Volunteers and American Cancer Society employees are gearing up for the May 13-14 event in Greencastle. The goal for the 17th annual Relay for Life is $209,000. A new face is at the head of the promotional effort to encourage individuals and teams to participate in the two-day function that celebrates life, remembers those who lost their lives to cancer, and raises money to aid those fighting the disease.

Kayla Burcker, 28, joined returning RFL co-chair Karen Showalter to lead the committees organizing the popular event. They met with 70 people Jan. 10 at Greencastle United Methodist Church for the kickoff meeting with team leaders and members.

Erin Geiser, community income development specialist for the ACS, also addressed the crowd, calling for everyone to always dream for a cure. With the highest monetary goal ever set, she also hoped 72 teams would sign up, and the count was already at 42.

Taken by surprise

Burcker, a nurse practioner with the Chambersburg and Waynesboro hospitalist group, was on a relay team in 2010, and stepped up to a leadership position this year. Her reasons were personal.

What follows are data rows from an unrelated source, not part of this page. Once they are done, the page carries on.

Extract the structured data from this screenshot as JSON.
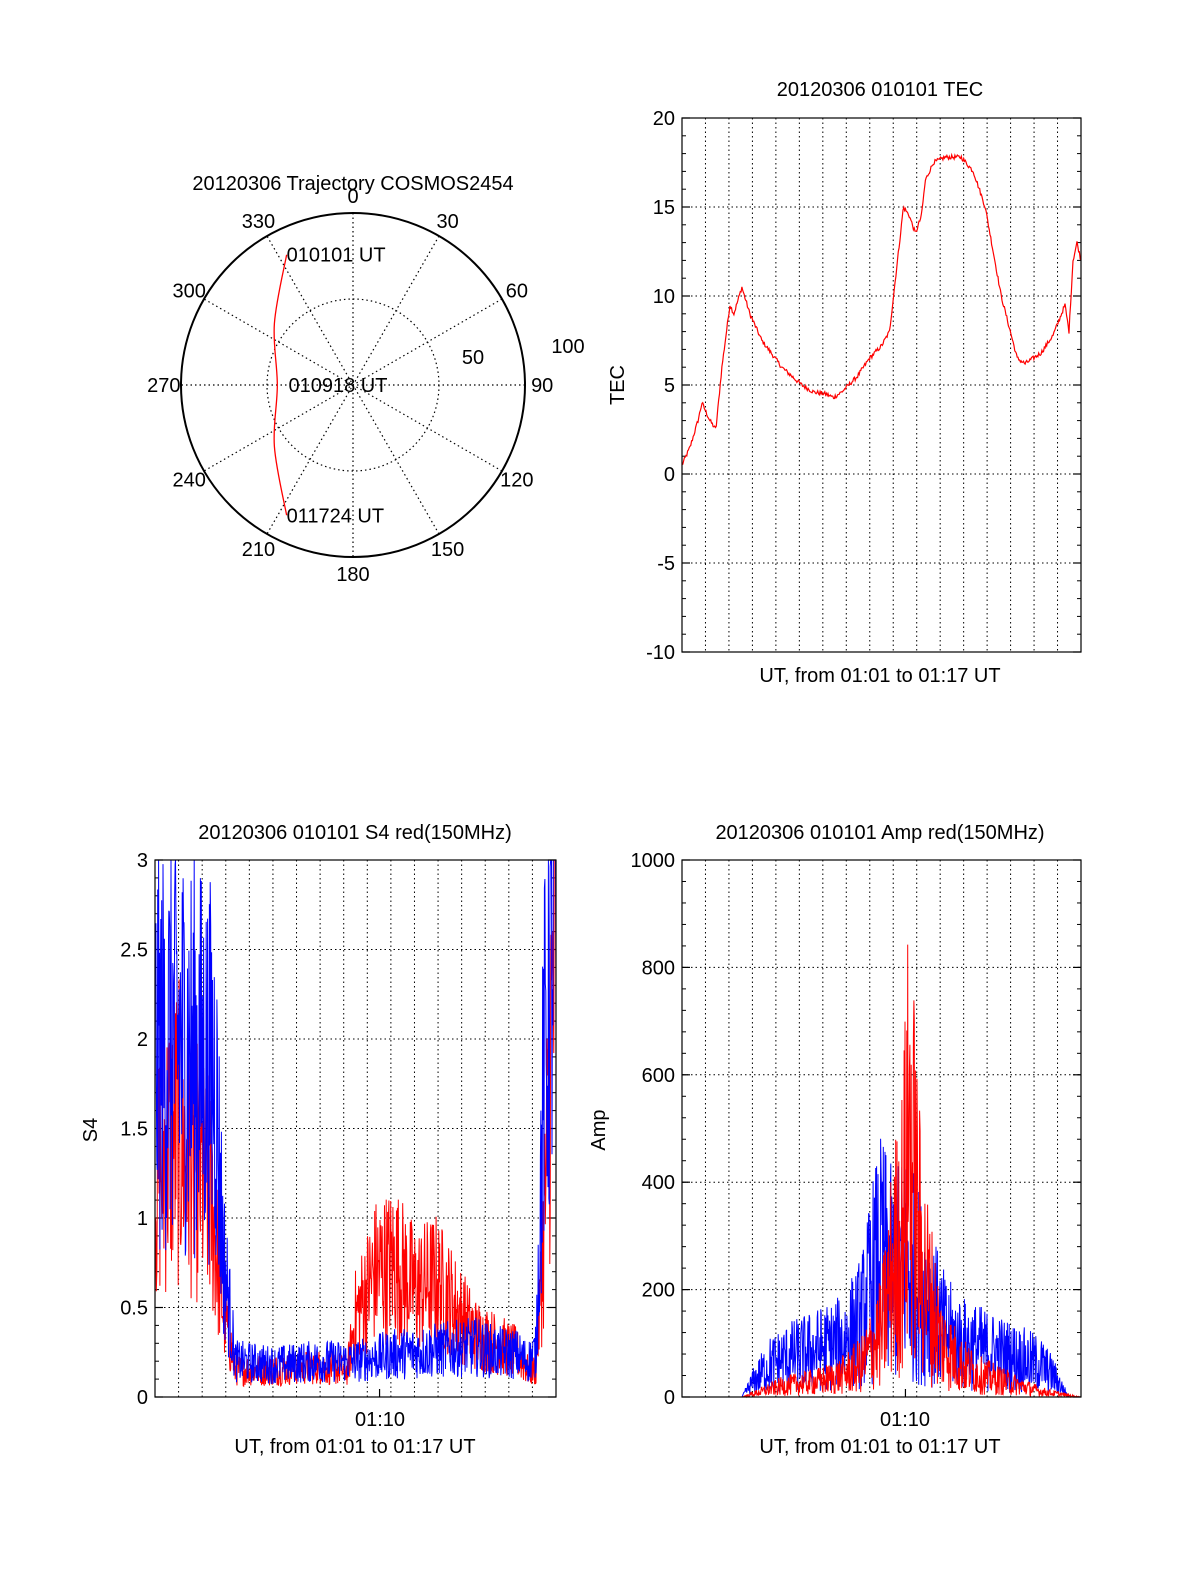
{
  "colors": {
    "red": "#ff0000",
    "blue": "#0000ff",
    "grid": "#000000",
    "axis": "#000000"
  },
  "chart_data": [
    {
      "id": "polar",
      "type": "polar-trajectory",
      "title": "20120306 Trajectory COSMOS2454",
      "angle_labels": [
        "0",
        "30",
        "60",
        "90",
        "120",
        "150",
        "180",
        "210",
        "240",
        "270",
        "300",
        "330"
      ],
      "radial_labels": [
        "50",
        "100"
      ],
      "rmax": 100,
      "annotations": [
        {
          "text": "010101 UT",
          "az": 333,
          "r": 85
        },
        {
          "text": "010918 UT",
          "az": 270,
          "r": 0
        },
        {
          "text": "011724 UT",
          "az": 207,
          "r": 85
        }
      ],
      "track": [
        [
          333,
          85
        ],
        [
          308,
          58
        ],
        [
          270,
          44
        ],
        [
          232,
          58
        ],
        [
          207,
          85
        ]
      ]
    },
    {
      "id": "tec",
      "type": "line",
      "title": "20120306 010101 TEC",
      "xlabel": "UT, from 01:01 to 01:17 UT",
      "ylabel": "TEC",
      "xlim": [
        0,
        1
      ],
      "ylim": [
        -10,
        20
      ],
      "yticks": [
        -10,
        -5,
        0,
        5,
        10,
        15,
        20
      ],
      "yticklabels": [
        "-10",
        "-5",
        "0",
        "5",
        "10",
        "15",
        "20"
      ],
      "series": [
        {
          "name": "TEC",
          "color": "red",
          "x": [
            0,
            0.02,
            0.04,
            0.05,
            0.06,
            0.07,
            0.085,
            0.1,
            0.12,
            0.13,
            0.15,
            0.17,
            0.2,
            0.25,
            0.3,
            0.33,
            0.36,
            0.38,
            0.4,
            0.44,
            0.47,
            0.5,
            0.52,
            0.54,
            0.555,
            0.57,
            0.585,
            0.6,
            0.61,
            0.63,
            0.66,
            0.7,
            0.73,
            0.76,
            0.8,
            0.84,
            0.86,
            0.9,
            0.93,
            0.96,
            0.97,
            0.98,
            0.99,
            1.0
          ],
          "y": [
            0.5,
            1.5,
            3.0,
            4.0,
            3.5,
            3.0,
            2.5,
            6.0,
            9.5,
            9.0,
            10.5,
            9.0,
            7.5,
            6.0,
            5.0,
            4.6,
            4.5,
            4.3,
            4.6,
            5.5,
            6.5,
            7.2,
            8.0,
            12.0,
            15.0,
            14.5,
            13.5,
            14.5,
            16.5,
            17.5,
            17.8,
            17.8,
            17.0,
            15.0,
            10.0,
            6.5,
            6.2,
            6.8,
            7.8,
            9.5,
            8.0,
            12.0,
            13.0,
            12.0
          ]
        }
      ]
    },
    {
      "id": "s4",
      "type": "line",
      "title": "20120306 010101 S4 red(150MHz)",
      "xlabel": "UT, from 01:01 to 01:17 UT",
      "ylabel": "S4",
      "xtick_label": "01:10",
      "xlim": [
        0,
        1
      ],
      "ylim": [
        0,
        3
      ],
      "yticks": [
        0,
        0.5,
        1,
        1.5,
        2,
        2.5,
        3
      ],
      "yticklabels": [
        "0",
        "0.5",
        "1",
        "1.5",
        "2",
        "2.5",
        "3"
      ],
      "series": [
        {
          "name": "red",
          "color": "red",
          "x": [
            0,
            0.05,
            0.1,
            0.14,
            0.17,
            0.2,
            0.3,
            0.4,
            0.48,
            0.5,
            0.55,
            0.6,
            0.65,
            0.7,
            0.75,
            0.8,
            0.85,
            0.9,
            0.93,
            0.95,
            0.97,
            1.0
          ],
          "y": [
            1.2,
            1.5,
            1.3,
            1.1,
            0.5,
            0.15,
            0.15,
            0.17,
            0.15,
            0.45,
            0.7,
            0.75,
            0.6,
            0.65,
            0.5,
            0.35,
            0.3,
            0.25,
            0.15,
            0.15,
            0.9,
            2.7
          ]
        },
        {
          "name": "blue",
          "color": "blue",
          "x": [
            0,
            0.05,
            0.1,
            0.15,
            0.17,
            0.2,
            0.3,
            0.4,
            0.5,
            0.6,
            0.7,
            0.8,
            0.85,
            0.9,
            0.93,
            0.95,
            0.97,
            1.0
          ],
          "y": [
            1.9,
            2.0,
            1.9,
            1.8,
            0.8,
            0.2,
            0.18,
            0.2,
            0.2,
            0.24,
            0.26,
            0.28,
            0.25,
            0.24,
            0.2,
            0.25,
            1.8,
            2.8
          ]
        }
      ]
    },
    {
      "id": "amp",
      "type": "line",
      "title": "20120306 010101 Amp red(150MHz)",
      "xlabel": "UT, from 01:01 to 01:17 UT",
      "ylabel": "Amp",
      "xtick_label": "01:10",
      "xlim": [
        0,
        1
      ],
      "ylim": [
        0,
        1000
      ],
      "yticks": [
        0,
        200,
        400,
        600,
        800,
        1000
      ],
      "yticklabels": [
        "0",
        "200",
        "400",
        "600",
        "800",
        "1000"
      ],
      "series": [
        {
          "name": "red",
          "color": "red",
          "x": [
            0,
            0.15,
            0.2,
            0.25,
            0.3,
            0.35,
            0.4,
            0.45,
            0.5,
            0.53,
            0.55,
            0.57,
            0.6,
            0.65,
            0.7,
            0.75,
            0.8,
            0.85,
            0.9,
            0.95,
            1.0
          ],
          "y": [
            0,
            0,
            10,
            20,
            25,
            30,
            40,
            60,
            120,
            250,
            300,
            500,
            250,
            100,
            60,
            40,
            30,
            20,
            10,
            5,
            0
          ]
        },
        {
          "name": "blue",
          "color": "blue",
          "x": [
            0,
            0.15,
            0.18,
            0.22,
            0.27,
            0.3,
            0.35,
            0.4,
            0.45,
            0.48,
            0.5,
            0.53,
            0.56,
            0.6,
            0.63,
            0.66,
            0.7,
            0.75,
            0.8,
            0.85,
            0.9,
            0.93,
            0.97,
            1.0
          ],
          "y": [
            0,
            0,
            30,
            60,
            75,
            80,
            90,
            100,
            140,
            220,
            260,
            220,
            250,
            200,
            160,
            120,
            100,
            90,
            80,
            70,
            60,
            40,
            0,
            0
          ]
        }
      ]
    }
  ]
}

She cares for cancer patients on a daily basis, and she herself underwent a clean PET scan in August. The nuclear medicine imaging gave her good news, compared to the bad news she received in October 2009, when she was diagnosed with melanoma.

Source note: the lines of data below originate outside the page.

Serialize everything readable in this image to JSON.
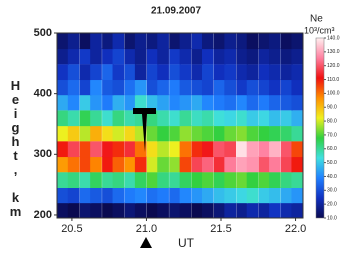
{
  "chart_data": {
    "type": "heatmap",
    "title": "21.09.2007",
    "x_label": "UT",
    "y_label": "Height, km",
    "colorbar_title": "Ne",
    "colorbar_unit": "10³/cm³",
    "x": [
      20.44,
      20.51,
      20.59,
      20.66,
      20.74,
      20.81,
      20.89,
      20.96,
      21.04,
      21.11,
      21.19,
      21.26,
      21.34,
      21.41,
      21.49,
      21.56,
      21.64,
      21.71,
      21.79,
      21.86,
      21.94,
      22.01
    ],
    "y": [
      208,
      233,
      258,
      284,
      309,
      335,
      360,
      386,
      411,
      436,
      462,
      487
    ],
    "z": [
      [
        12,
        10,
        14,
        12,
        10,
        12,
        15,
        12,
        10,
        12,
        14,
        12,
        10,
        12,
        15,
        20,
        18,
        22,
        20,
        25,
        22,
        20
      ],
      [
        30,
        28,
        35,
        32,
        30,
        35,
        38,
        40,
        36,
        38,
        35,
        40,
        42,
        45,
        48,
        50,
        52,
        55,
        50,
        48,
        45,
        42
      ],
      [
        60,
        62,
        58,
        65,
        60,
        62,
        58,
        65,
        70,
        62,
        60,
        65,
        68,
        70,
        66,
        70,
        72,
        68,
        70,
        66,
        62,
        60
      ],
      [
        95,
        100,
        105,
        98,
        110,
        102,
        96,
        108,
        80,
        72,
        75,
        105,
        118,
        122,
        115,
        125,
        130,
        128,
        120,
        125,
        118,
        110
      ],
      [
        110,
        118,
        105,
        120,
        112,
        108,
        115,
        100,
        85,
        78,
        82,
        100,
        108,
        112,
        120,
        118,
        138,
        130,
        126,
        132,
        120,
        105
      ],
      [
        82,
        88,
        78,
        92,
        85,
        80,
        86,
        78,
        72,
        68,
        70,
        75,
        72,
        70,
        68,
        72,
        74,
        70,
        68,
        66,
        64,
        60
      ],
      [
        62,
        58,
        66,
        60,
        55,
        62,
        58,
        60,
        62,
        58,
        55,
        60,
        56,
        58,
        54,
        52,
        55,
        50,
        52,
        48,
        50,
        46
      ],
      [
        45,
        40,
        50,
        42,
        38,
        46,
        42,
        55,
        48,
        44,
        40,
        42,
        45,
        40,
        38,
        36,
        40,
        35,
        38,
        34,
        32,
        30
      ],
      [
        30,
        35,
        28,
        40,
        32,
        30,
        36,
        42,
        30,
        34,
        38,
        32,
        30,
        28,
        34,
        30,
        26,
        30,
        28,
        25,
        28,
        24
      ],
      [
        25,
        30,
        22,
        28,
        34,
        26,
        30,
        20,
        28,
        24,
        30,
        26,
        22,
        28,
        24,
        26,
        22,
        20,
        24,
        22,
        20,
        22
      ],
      [
        18,
        22,
        26,
        20,
        24,
        28,
        22,
        18,
        24,
        20,
        26,
        22,
        18,
        24,
        20,
        22,
        18,
        16,
        20,
        18,
        16,
        18
      ],
      [
        14,
        18,
        12,
        20,
        16,
        22,
        14,
        18,
        16,
        20,
        14,
        18,
        22,
        16,
        14,
        18,
        16,
        12,
        14,
        16,
        12,
        14
      ]
    ],
    "xlim": [
      20.4,
      22.05
    ],
    "xticks": [
      20.5,
      {
        "value": 21,
        "label": "21.0"
      },
      21.5,
      {
        "value": 22,
        "label": "22.0"
      }
    ],
    "ylim": [
      195,
      500
    ],
    "yticks": [
      200,
      300,
      400,
      500
    ],
    "colorscale": [
      "#0a0a50",
      "#1030c0",
      "#2080ff",
      "#40e0e0",
      "#30d040",
      "#f0f020",
      "#ff9000",
      "#f01010",
      "#ff80a0",
      "#fff0f0"
    ],
    "colorbar_lim": [
      10,
      140
    ],
    "colorbar_ticks": [
      {
        "value": 10,
        "label": "10.0"
      },
      {
        "value": 20,
        "label": "20.0"
      },
      {
        "value": 30,
        "label": "30.0"
      },
      {
        "value": 40,
        "label": "40.0"
      },
      {
        "value": 50,
        "label": "50.0"
      },
      {
        "value": 60,
        "label": "60.0"
      },
      {
        "value": 70,
        "label": "70.0"
      },
      {
        "value": 80,
        "label": "80.0"
      },
      {
        "value": 90,
        "label": "90.0"
      },
      {
        "value": 100,
        "label": "100.0"
      },
      {
        "value": 110,
        "label": "110.0"
      },
      {
        "value": 120,
        "label": "120.0"
      },
      {
        "value": 130,
        "label": "130.0"
      },
      {
        "value": 140,
        "label": "140.0"
      }
    ]
  }
}
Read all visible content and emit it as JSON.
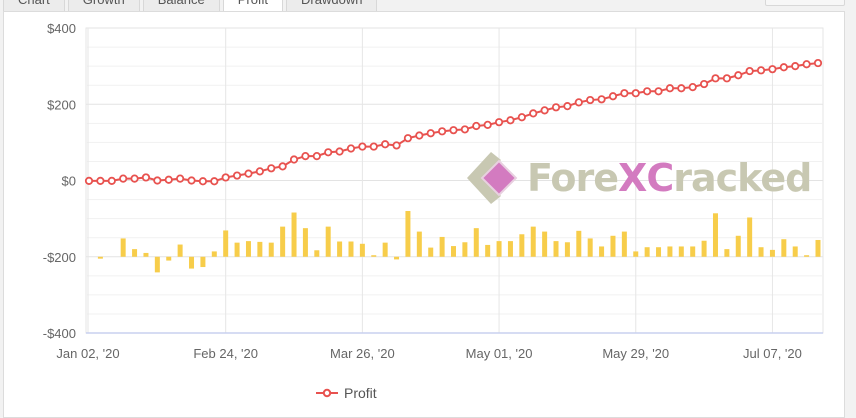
{
  "tabs": [
    {
      "label": "Chart"
    },
    {
      "label": "Growth"
    },
    {
      "label": "Balance"
    },
    {
      "label": "Profit",
      "active": true
    },
    {
      "label": "Drawdown"
    }
  ],
  "watermark": {
    "text_a": "Fore",
    "text_x": "X",
    "text_c": "C",
    "text_b": "racked"
  },
  "colors": {
    "line": "#e8524f",
    "bar": "#f7cd4a",
    "grid": "#e6e6e6",
    "axis": "#c8d0ef"
  },
  "chart_data": {
    "type": "line+bar",
    "ylim": [
      -400,
      400
    ],
    "y_ticks": [
      "$400",
      "$200",
      "$0",
      "-$200",
      "-$400"
    ],
    "y_tick_values": [
      400,
      200,
      0,
      -200,
      -400
    ],
    "x_ticks": [
      {
        "label": "Jan 02, '20",
        "index": 0
      },
      {
        "label": "Feb 24, '20",
        "index": 12
      },
      {
        "label": "Mar 26, '20",
        "index": 24
      },
      {
        "label": "May 01, '20",
        "index": 36
      },
      {
        "label": "May 29, '20",
        "index": 48
      },
      {
        "label": "Jul 07, '20",
        "index": 60
      }
    ],
    "grid": true,
    "legend": {
      "position": "bottom",
      "entries": [
        {
          "name": "Profit"
        }
      ]
    },
    "series": [
      {
        "name": "Profit",
        "type": "line",
        "values": [
          -1,
          -1,
          -1,
          5,
          5,
          8,
          0,
          2,
          5,
          0,
          -2,
          -2,
          8,
          13,
          18,
          24,
          32,
          37,
          55,
          64,
          64,
          74,
          76,
          84,
          89,
          89,
          95,
          92,
          111,
          118,
          124,
          129,
          132,
          134,
          143,
          146,
          153,
          158,
          166,
          176,
          184,
          192,
          195,
          205,
          211,
          213,
          221,
          229,
          229,
          234,
          234,
          242,
          242,
          245,
          253,
          268,
          268,
          276,
          287,
          289,
          292,
          297,
          300,
          305,
          308
        ]
      },
      {
        "type": "bar",
        "baseline": -200,
        "values": [
          0,
          -5,
          0,
          48,
          20,
          10,
          -41,
          -10,
          32,
          -31,
          -27,
          14,
          69,
          37,
          41,
          39,
          37,
          79,
          116,
          75,
          17,
          79,
          40,
          40,
          34,
          4,
          37,
          -7,
          120,
          66,
          24,
          52,
          28,
          38,
          75,
          31,
          41,
          41,
          59,
          79,
          66,
          41,
          38,
          68,
          48,
          27,
          55,
          66,
          14,
          25,
          25,
          27,
          27,
          27,
          42,
          114,
          20,
          55,
          103,
          25,
          18,
          46,
          27,
          4,
          44
        ]
      }
    ]
  }
}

“It’s full circle for me,” Burcker said. “I didn’t have cancer half as bad as other people do. As co-chair, I can practice what I preach.”

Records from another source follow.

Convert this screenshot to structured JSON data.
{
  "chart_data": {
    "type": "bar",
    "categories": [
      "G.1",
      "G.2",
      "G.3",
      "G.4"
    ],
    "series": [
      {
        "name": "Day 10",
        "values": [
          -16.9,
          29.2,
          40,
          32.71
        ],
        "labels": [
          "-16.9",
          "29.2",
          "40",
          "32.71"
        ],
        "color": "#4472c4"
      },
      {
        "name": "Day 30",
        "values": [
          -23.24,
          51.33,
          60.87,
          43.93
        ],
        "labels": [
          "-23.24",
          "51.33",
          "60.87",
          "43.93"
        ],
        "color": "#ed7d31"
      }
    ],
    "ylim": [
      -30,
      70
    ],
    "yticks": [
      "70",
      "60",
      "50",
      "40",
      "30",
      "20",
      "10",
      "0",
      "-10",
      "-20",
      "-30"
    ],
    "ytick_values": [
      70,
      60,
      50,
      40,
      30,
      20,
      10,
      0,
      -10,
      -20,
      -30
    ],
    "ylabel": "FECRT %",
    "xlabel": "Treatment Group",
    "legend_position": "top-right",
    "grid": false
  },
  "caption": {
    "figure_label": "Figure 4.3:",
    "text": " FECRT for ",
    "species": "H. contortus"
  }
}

She sought medical attention when she noticed a bubble-gum pink growth on her abdomen, which measured 5.5 millimeters. Its’ appearance was not consistent with the images typical in materials that advocated checking for changes on moles.

Burcker had surgery, the only cure for her type of skin cancer. It had not reached the lymph nodes, which could have sent the disease throughout her body. She doesn’t know why she contracted it, but acknowledged she fell into the genetic risk category, which included factors such as fair skin, blonde hair and freckles. The disease is also related to sunburns before the age of 13, but shows up in areas not exposed to the sun. In her profession, she witnessed cases of even children being diagnosed with malignant melanoma.

Burcker now sees the physician every three months, and will continue to do so for five years, when she can be declared cured.

“I like to talk about it,” she said of the educational value, “and I don’t take things for granted any more.”

Teams still welcome

RFL is a non-competitive event where team members walk or run around the track for 24 hours from 4 p.m. Friday to 4 p.m. Saturday. The committee plans games, entertainment, food and activities for a block-party like atmosphere over the two days.

The money raised goes towards patient services, advocacy, education and research for Franklin County.

Showalter and Burcker welcome teams and individuals to register and volunteer to help, as there are many specialized committees. Guidelines and information are available at the ACS office in Chambersburg at 264-6266.

Cancer survivors are invited to walk a victory lap the evening of  May 13. The luminary ceremony follows at 9:30 p.m. The lighted bags may be purchased for $10 to honor or remember loved ones. They will line the walking path.

The committee also is offering a cash drawing as a way to raise funds. The payouts will be $500, $400, $300, $200 and $100.

“Last year we printed 1,000 tickets and blew through them,” said Geiser, “so this year we made 2,000. People are very receptive to this.”